MUDGE’S Musings
When he’s right, he’s 100% correct. Christopher Hitchens, a true lightning rod for controversy, struck again in Slate.com as he put into scathing words and concrete concepts the vague unease we’ve always felt regarding Iowa’s caucuses.
Not only are the caucuses influential far out of proportion to the significance of its population (this nanocorner of the ‘Sphere© put it this way the other day: “how do you feel about the reality of those tiny states with their tiny populations of single-issue largely rural [or in N.H.’s case, refugees from urban life] overwhelmingly homogenous Caucasians usurping your opportunity to influence the election process?”), but the process is, as Hitchens explains, flawed to the point of corruption:
The Iowa Scam
The undemocratic caucuses are a terrible way to choose a presidential candidate.
By Christopher Hitchens | Posted Monday, Dec. 31, 2007, at 12:02 PM ET
It is quite astonishing to see with what deadpan and neutral a tone our press and television report the open corruption—and the flagrantly anti-democratic character—of the Iowa caucuses. It’s not enough that we have to read of inducements openly offered to potential supporters—I almost said “voters”—even if these mini-bribes only take the form of “platters of sandwiches” and “novelty items” (I am quoting from Sunday’s New York Times). It’s also that campaign aides are showing up at Iowan homes “with DVD’s that [explain] how the caucuses work.” Nobody needs a DVD to understand one-person-one-vote, a level playing field, and a secret ballot. The DVD and the other gifts and goodies (Sen. Barack Obama is promising free baby-sitting on Thursday) are required precisely because none of those conditions applies in Iowa. In a genuine democratic process, these Tammany tactics would long ago have been declared illegal. But this is not a democratic process, and besides, as my old friend Michael Kinsley used to say about Washington, the scandal is never about what’s illegal. It’s about what’s legal.
As far as Hitchens is concerned, the caucuses have achieved the outlandish importance they maintain due to the connivance of the media (only a little tempted to use the MSM pejorative of some of my colleagues here in the ‘Sphere).

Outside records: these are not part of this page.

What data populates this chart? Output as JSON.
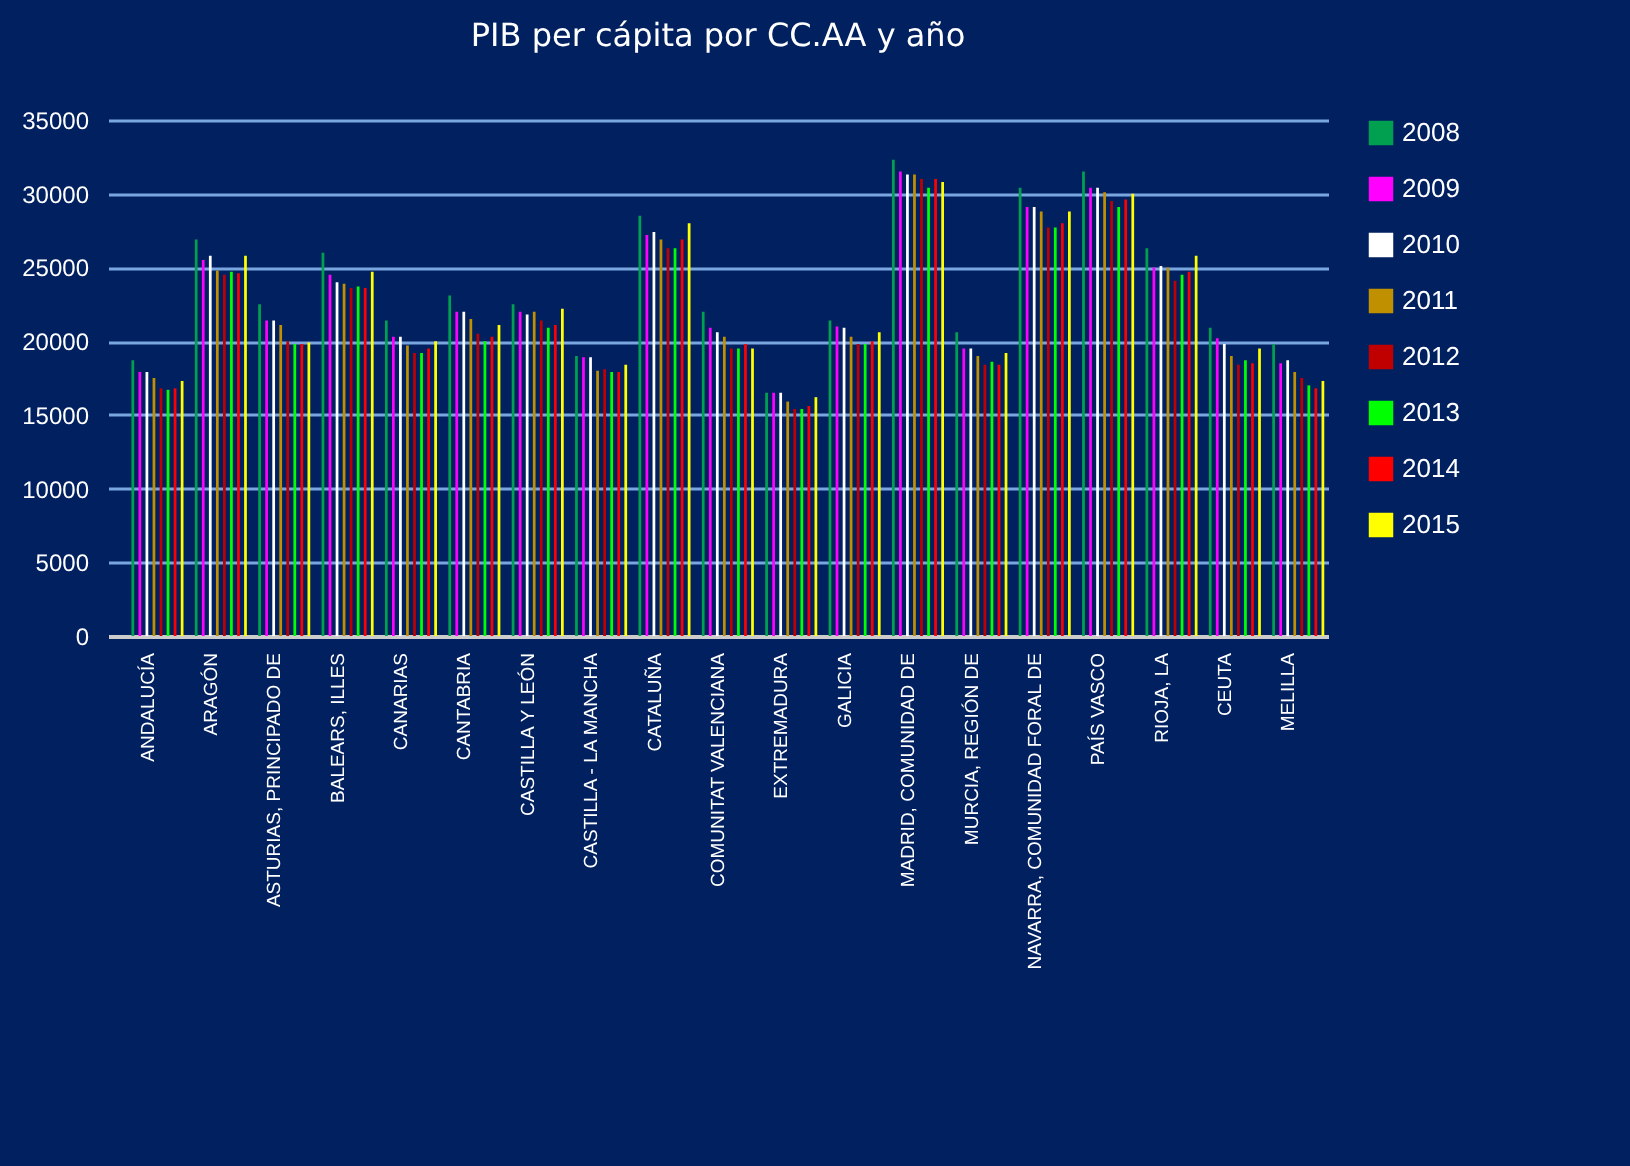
{
  "chart_data": {
    "type": "bar",
    "title": "PIB per cápita por CC.AA y año",
    "categories": [
      "ANDALUCÍA",
      "ARAGÓN",
      "ASTURIAS, PRINCIPADO DE",
      "BALEARS, ILLES",
      "CANARIAS",
      "CANTABRIA",
      "CASTILLA Y LEÓN",
      "CASTILLA - LA MANCHA",
      "CATALUÑA",
      "COMUNITAT VALENCIANA",
      "EXTREMADURA",
      "GALICIA",
      "MADRID, COMUNIDAD DE",
      "MURCIA, REGIÓN DE",
      "NAVARRA, COMUNIDAD FORAL DE",
      "PAÍS VASCO",
      "RIOJA, LA",
      "CEUTA",
      "MELILLA"
    ],
    "series": [
      {
        "name": "2008",
        "color": "#00a050",
        "values": [
          18700,
          26900,
          22500,
          26000,
          21400,
          23100,
          22500,
          19000,
          28500,
          22000,
          16500,
          21400,
          32300,
          20600,
          30400,
          31500,
          26300,
          20900,
          19800
        ]
      },
      {
        "name": "2009",
        "color": "#ff00ff",
        "values": [
          17900,
          25500,
          21400,
          24500,
          20300,
          22000,
          22000,
          18900,
          27200,
          20900,
          16500,
          21000,
          31500,
          19500,
          29100,
          30400,
          25000,
          20200,
          18500
        ]
      },
      {
        "name": "2010",
        "color": "#ffffff",
        "values": [
          17900,
          25800,
          21400,
          24000,
          20300,
          22000,
          21800,
          18900,
          27400,
          20600,
          16500,
          20900,
          31300,
          19500,
          29100,
          30400,
          25100,
          19800,
          18700
        ]
      },
      {
        "name": "2011",
        "color": "#c09000",
        "values": [
          17500,
          24800,
          21100,
          23900,
          19700,
          21500,
          22000,
          18000,
          26900,
          20300,
          15900,
          20300,
          31300,
          19000,
          28800,
          30100,
          25000,
          19000,
          17900
        ]
      },
      {
        "name": "2012",
        "color": "#c00000",
        "values": [
          16800,
          24500,
          20000,
          23600,
          19200,
          20500,
          21400,
          18100,
          26300,
          19500,
          15400,
          19800,
          31000,
          18400,
          27700,
          29500,
          24100,
          18400,
          17500
        ]
      },
      {
        "name": "2013",
        "color": "#00ff00",
        "values": [
          16700,
          24700,
          19800,
          23700,
          19200,
          20000,
          20900,
          17900,
          26300,
          19500,
          15400,
          19800,
          30400,
          18600,
          27700,
          29100,
          24500,
          18700,
          17000
        ]
      },
      {
        "name": "2014",
        "color": "#ff0000",
        "values": [
          16800,
          24600,
          19800,
          23600,
          19500,
          20300,
          21100,
          17900,
          26900,
          19800,
          15600,
          20000,
          31000,
          18400,
          28000,
          29600,
          24700,
          18500,
          16800
        ]
      },
      {
        "name": "2015",
        "color": "#ffff00",
        "values": [
          17300,
          25800,
          19900,
          24700,
          20000,
          21100,
          22200,
          18400,
          28000,
          19500,
          16200,
          20600,
          30800,
          19200,
          28800,
          30000,
          25800,
          19500,
          17300
        ]
      }
    ],
    "ylim": [
      0,
      35000
    ],
    "yticks": [
      0,
      5000,
      10000,
      15000,
      20000,
      25000,
      30000,
      35000
    ],
    "grid": "y",
    "legend": "right"
  }
}
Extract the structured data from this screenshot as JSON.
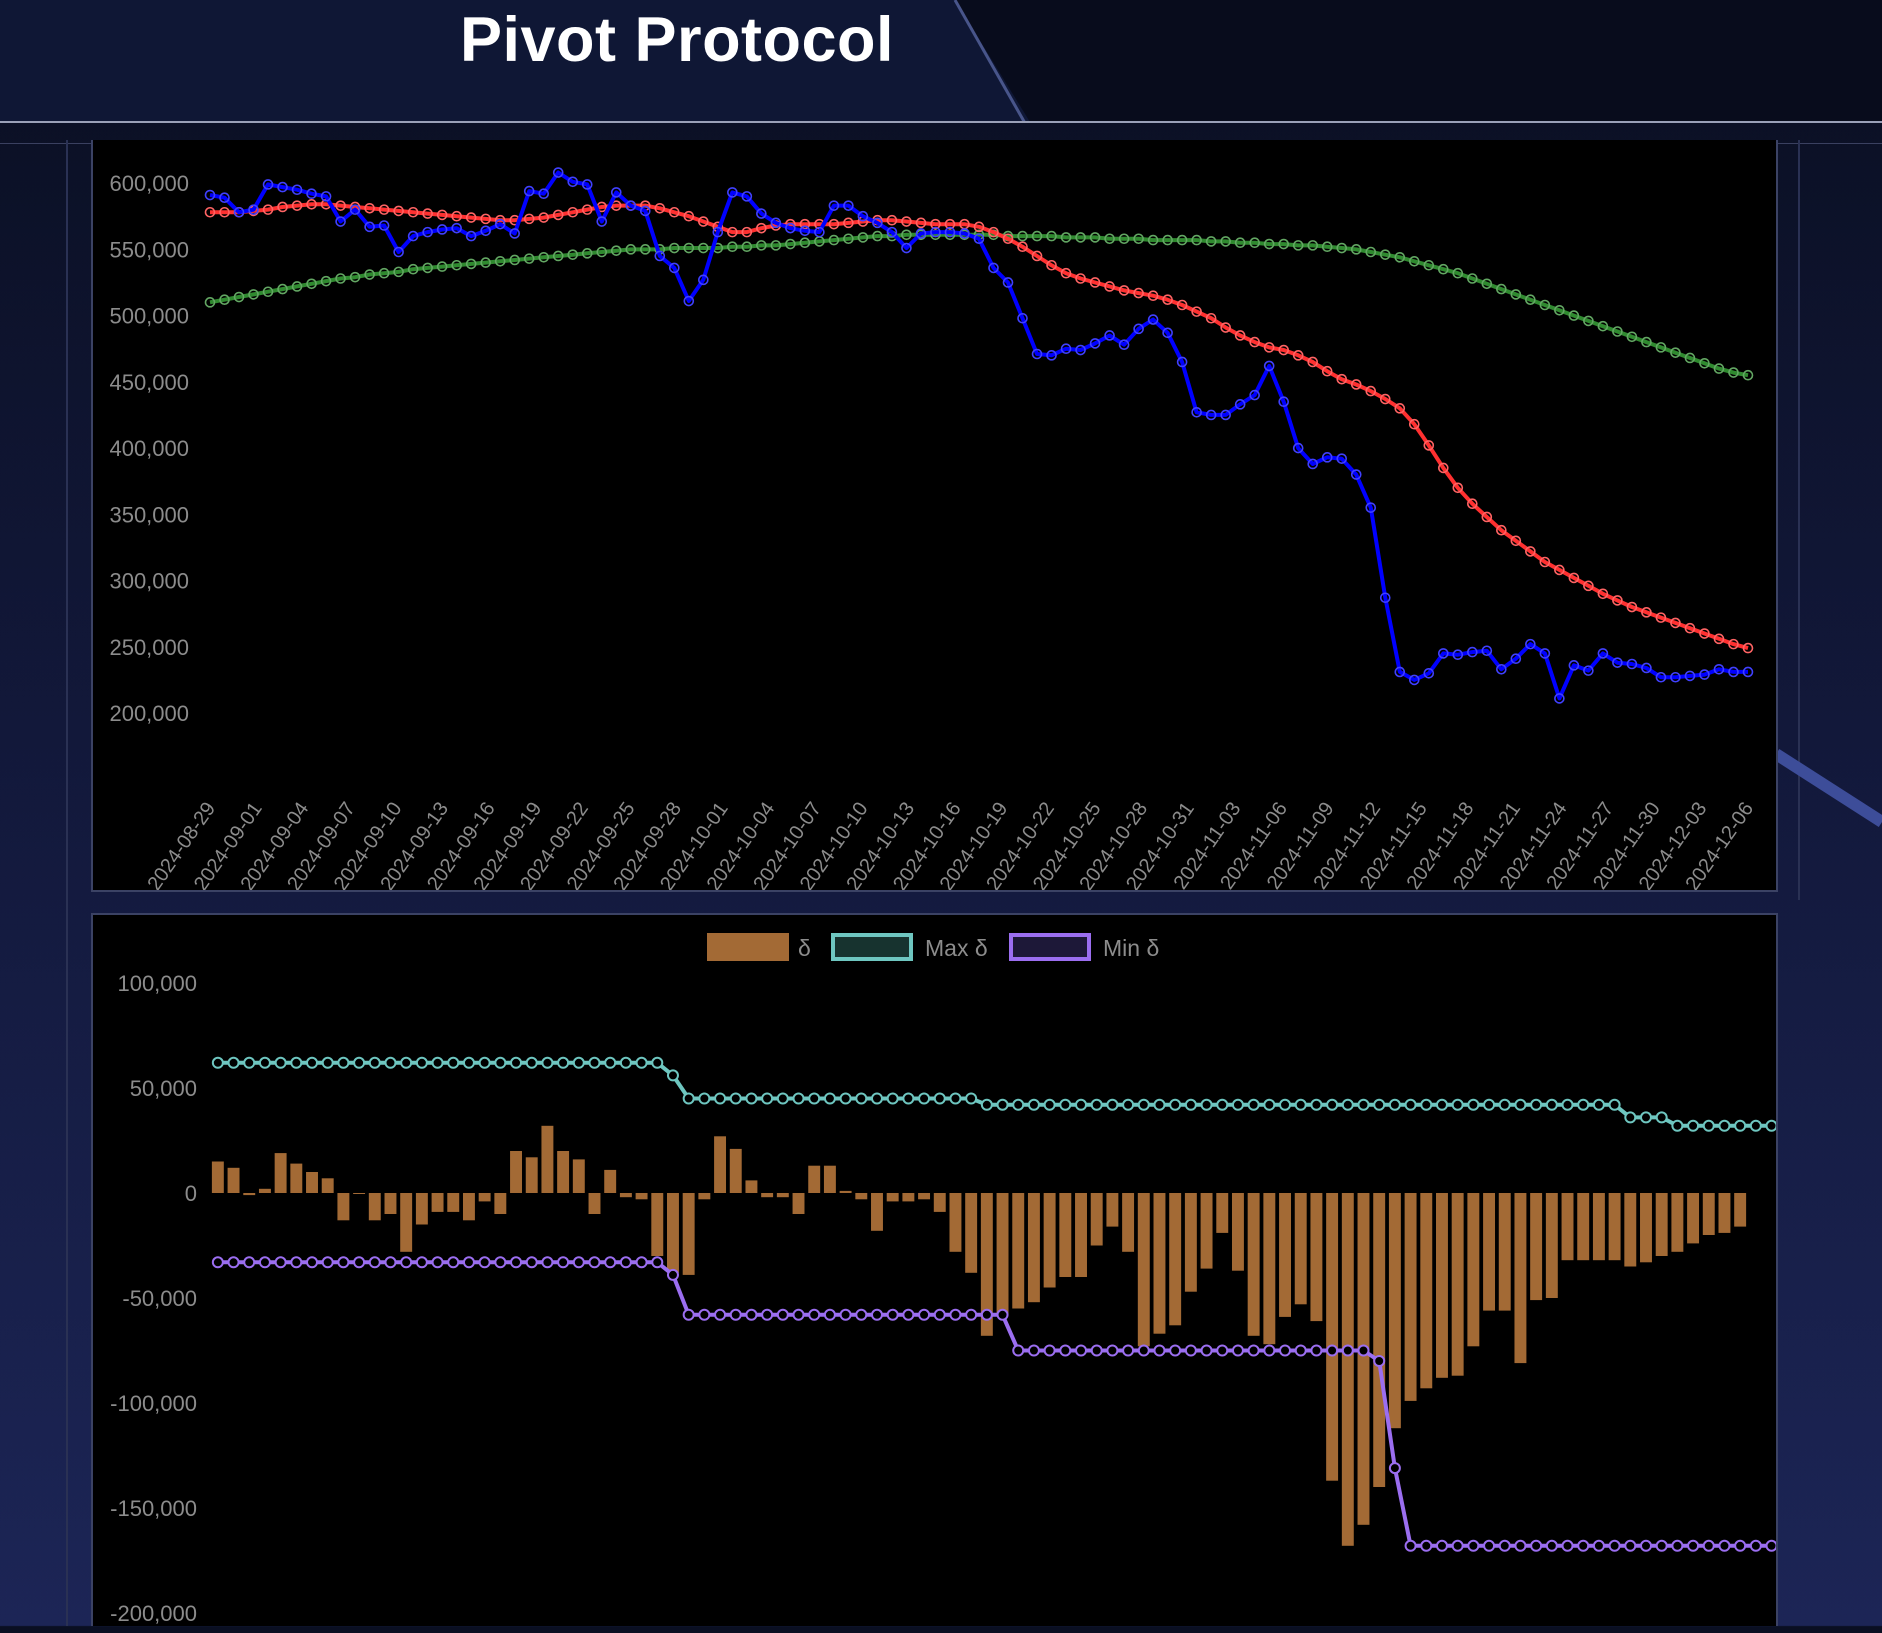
{
  "header": {
    "title": "Pivot Protocol"
  },
  "chart_data": [
    {
      "type": "line",
      "ylim": [
        160000,
        625000
      ],
      "y_ticks": [
        600000,
        550000,
        500000,
        450000,
        400000,
        350000,
        300000,
        250000,
        200000
      ],
      "y_tick_labels": [
        "600,000",
        "550,000",
        "500,000",
        "450,000",
        "400,000",
        "350,000",
        "300,000",
        "250,000",
        "200,000"
      ],
      "x_tick_labels": [
        "2024-08-29",
        "2024-09-01",
        "2024-09-04",
        "2024-09-07",
        "2024-09-10",
        "2024-09-13",
        "2024-09-16",
        "2024-09-19",
        "2024-09-22",
        "2024-09-25",
        "2024-09-28",
        "2024-10-01",
        "2024-10-04",
        "2024-10-07",
        "2024-10-10",
        "2024-10-13",
        "2024-10-16",
        "2024-10-19",
        "2024-10-22",
        "2024-10-25",
        "2024-10-28",
        "2024-10-31",
        "2024-11-03",
        "2024-11-06",
        "2024-11-09",
        "2024-11-12",
        "2024-11-15",
        "2024-11-18",
        "2024-11-21",
        "2024-11-24",
        "2024-11-27",
        "2024-11-30",
        "2024-12-03",
        "2024-12-06"
      ],
      "x_start": "2024-08-29",
      "x_end": "2024-12-06",
      "grid": false,
      "series": [
        {
          "color": "#0000ff",
          "values": [
            591000,
            589000,
            578000,
            580000,
            599000,
            597000,
            595000,
            592000,
            590000,
            571000,
            580000,
            567000,
            568000,
            548000,
            560000,
            563000,
            565000,
            566000,
            560000,
            564000,
            569000,
            562000,
            594000,
            592000,
            608000,
            601000,
            599000,
            571000,
            593000,
            583000,
            579000,
            545000,
            536000,
            511000,
            527000,
            563000,
            593000,
            590000,
            577000,
            570000,
            566000,
            564000,
            563000,
            583000,
            583000,
            575000,
            570000,
            563000,
            551000,
            562000,
            563000,
            563000,
            562000,
            558000,
            536000,
            525000,
            498000,
            471000,
            470000,
            475000,
            474000,
            479000,
            485000,
            478000,
            490000,
            497000,
            487000,
            465000,
            427000,
            425000,
            425000,
            433000,
            440000,
            462000,
            435000,
            400000,
            388000,
            393000,
            392000,
            380000,
            355000,
            287000,
            231000,
            225000,
            230000,
            245000,
            244000,
            246000,
            247000,
            233000,
            241000,
            252000,
            245000,
            211000,
            236000,
            232000,
            245000,
            238000,
            237000,
            234000,
            227000,
            227000,
            228000,
            229000,
            233000,
            231000,
            231000
          ]
        },
        {
          "color": "#ff3030",
          "values": [
            578000,
            578000,
            578000,
            579000,
            580000,
            582000,
            583000,
            584000,
            584000,
            583000,
            582000,
            581000,
            580000,
            579000,
            578000,
            577000,
            576000,
            575000,
            574000,
            573000,
            572000,
            572000,
            573000,
            574000,
            576000,
            578000,
            580000,
            582000,
            583000,
            583000,
            583000,
            581000,
            578000,
            575000,
            571000,
            567000,
            563000,
            563000,
            566000,
            568000,
            569000,
            569000,
            569000,
            569000,
            570000,
            571000,
            572000,
            572000,
            571000,
            570000,
            569000,
            569000,
            569000,
            567000,
            563000,
            558000,
            552000,
            545000,
            538000,
            532000,
            528000,
            525000,
            522000,
            519000,
            517000,
            515000,
            512000,
            508000,
            503000,
            498000,
            491000,
            485000,
            480000,
            476000,
            474000,
            470000,
            465000,
            458000,
            452000,
            448000,
            443000,
            437000,
            430000,
            418000,
            402000,
            385000,
            370000,
            358000,
            348000,
            338000,
            330000,
            322000,
            314000,
            308000,
            302000,
            296000,
            290000,
            285000,
            280000,
            276000,
            272000,
            268000,
            264000,
            260000,
            256000,
            252000,
            249000
          ]
        },
        {
          "color": "#2f8a2f",
          "values": [
            510000,
            512000,
            514000,
            516000,
            518000,
            520000,
            522000,
            524000,
            526000,
            528000,
            529000,
            531000,
            532000,
            533000,
            535000,
            536000,
            537000,
            538000,
            539000,
            540000,
            541000,
            542000,
            543000,
            544000,
            545000,
            546000,
            547000,
            548000,
            549000,
            550000,
            550000,
            550000,
            551000,
            551000,
            551000,
            551000,
            552000,
            552000,
            553000,
            553000,
            554000,
            555000,
            556000,
            557000,
            558000,
            559000,
            560000,
            560000,
            561000,
            561000,
            561000,
            561000,
            561000,
            561000,
            561000,
            560000,
            560000,
            560000,
            560000,
            559000,
            559000,
            559000,
            558000,
            558000,
            558000,
            557000,
            557000,
            557000,
            557000,
            556000,
            556000,
            555000,
            555000,
            554000,
            554000,
            553000,
            553000,
            552000,
            551000,
            550000,
            548000,
            546000,
            544000,
            541000,
            538000,
            535000,
            532000,
            528000,
            524000,
            520000,
            516000,
            512000,
            508000,
            504000,
            500000,
            496000,
            492000,
            488000,
            484000,
            480000,
            476000,
            472000,
            468000,
            464000,
            460000,
            457000,
            455000
          ]
        }
      ]
    },
    {
      "type": "bar",
      "ylim": [
        -200000,
        100000
      ],
      "y_ticks": [
        100000,
        50000,
        0,
        -50000,
        -100000,
        -150000,
        -200000
      ],
      "y_tick_labels": [
        "100,000",
        "50,000",
        "0",
        "-50,000",
        "-100,000",
        "-150,000",
        "-200,000"
      ],
      "legend": {
        "position": "top",
        "entries": [
          "δ",
          "Max δ",
          "Min δ"
        ]
      },
      "series": [
        {
          "name": "δ",
          "kind": "bar",
          "color": "#a36a35",
          "values": [
            15000,
            12000,
            -1000,
            2000,
            19000,
            14000,
            10000,
            7000,
            -13000,
            0,
            -13000,
            -10000,
            -28000,
            -15000,
            -9000,
            -9000,
            -13000,
            -4000,
            -10000,
            20000,
            17000,
            32000,
            20000,
            16000,
            -10000,
            11000,
            -2000,
            -3000,
            -30000,
            -38000,
            -39000,
            -3000,
            27000,
            21000,
            6000,
            -2000,
            -2000,
            -10000,
            13000,
            13000,
            1000,
            -3000,
            -18000,
            -4000,
            -4000,
            -3000,
            -9000,
            -28000,
            -38000,
            -68000,
            -58000,
            -55000,
            -52000,
            -45000,
            -40000,
            -40000,
            -25000,
            -16000,
            -28000,
            -73000,
            -67000,
            -63000,
            -47000,
            -36000,
            -19000,
            -37000,
            -68000,
            -72000,
            -59000,
            -53000,
            -61000,
            -137000,
            -168000,
            -158000,
            -140000,
            -112000,
            -99000,
            -93000,
            -88000,
            -87000,
            -73000,
            -56000,
            -56000,
            -81000,
            -51000,
            -50000,
            -32000,
            -32000,
            -32000,
            -32000,
            -35000,
            -33000,
            -30000,
            -28000,
            -24000,
            -20000,
            -19000,
            -16000
          ]
        },
        {
          "name": "Max δ",
          "kind": "line",
          "color": "#6ec6c0",
          "values": [
            62000,
            62000,
            62000,
            62000,
            62000,
            62000,
            62000,
            62000,
            62000,
            62000,
            62000,
            62000,
            62000,
            62000,
            62000,
            62000,
            62000,
            62000,
            62000,
            62000,
            62000,
            62000,
            62000,
            62000,
            62000,
            62000,
            62000,
            62000,
            62000,
            56000,
            45000,
            45000,
            45000,
            45000,
            45000,
            45000,
            45000,
            45000,
            45000,
            45000,
            45000,
            45000,
            45000,
            45000,
            45000,
            45000,
            45000,
            45000,
            45000,
            42000,
            42000,
            42000,
            42000,
            42000,
            42000,
            42000,
            42000,
            42000,
            42000,
            42000,
            42000,
            42000,
            42000,
            42000,
            42000,
            42000,
            42000,
            42000,
            42000,
            42000,
            42000,
            42000,
            42000,
            42000,
            42000,
            42000,
            42000,
            42000,
            42000,
            42000,
            42000,
            42000,
            42000,
            42000,
            42000,
            42000,
            42000,
            42000,
            42000,
            42000,
            36000,
            36000,
            36000,
            32000,
            32000,
            32000,
            32000,
            32000,
            32000,
            32000
          ]
        },
        {
          "name": "Min δ",
          "kind": "line",
          "color": "#9b6ef0",
          "values": [
            -33000,
            -33000,
            -33000,
            -33000,
            -33000,
            -33000,
            -33000,
            -33000,
            -33000,
            -33000,
            -33000,
            -33000,
            -33000,
            -33000,
            -33000,
            -33000,
            -33000,
            -33000,
            -33000,
            -33000,
            -33000,
            -33000,
            -33000,
            -33000,
            -33000,
            -33000,
            -33000,
            -33000,
            -33000,
            -39000,
            -58000,
            -58000,
            -58000,
            -58000,
            -58000,
            -58000,
            -58000,
            -58000,
            -58000,
            -58000,
            -58000,
            -58000,
            -58000,
            -58000,
            -58000,
            -58000,
            -58000,
            -58000,
            -58000,
            -58000,
            -58000,
            -75000,
            -75000,
            -75000,
            -75000,
            -75000,
            -75000,
            -75000,
            -75000,
            -75000,
            -75000,
            -75000,
            -75000,
            -75000,
            -75000,
            -75000,
            -75000,
            -75000,
            -75000,
            -75000,
            -75000,
            -75000,
            -75000,
            -75000,
            -80000,
            -131000,
            -168000,
            -168000,
            -168000,
            -168000,
            -168000,
            -168000,
            -168000,
            -168000,
            -168000,
            -168000,
            -168000,
            -168000,
            -168000,
            -168000,
            -168000,
            -168000,
            -168000,
            -168000,
            -168000,
            -168000,
            -168000,
            -168000,
            -168000,
            -168000
          ]
        }
      ]
    }
  ]
}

… the avalanche of tripe coverage that is provided by a mass media that (never forget) is the direct beneficiary of the huge outlays of money the candidates make…
The horrible result is that a tiny fraction of voters in this tiny state can provide a grotesquely outsize win to distinctly unqualified candidates, and has done so quite frequently.
[Please click the link below for the complete article — but then please come on back!]
And the result: by the time super-duper Tuesday February 5 rolls around, a huge segment of voters will once again, despite the amazingly early primary date, find themselves disenfranchised by Iowa and New Hampshire.
Hitchen’s conclusion bears repeating:
It is an absolutely terrible way in which to select candidates for the presidency, and it makes the United States look and feel like a banana republic both at home and overseas.
Thus the context with which the results from January 3’s tragic comedy should be understood.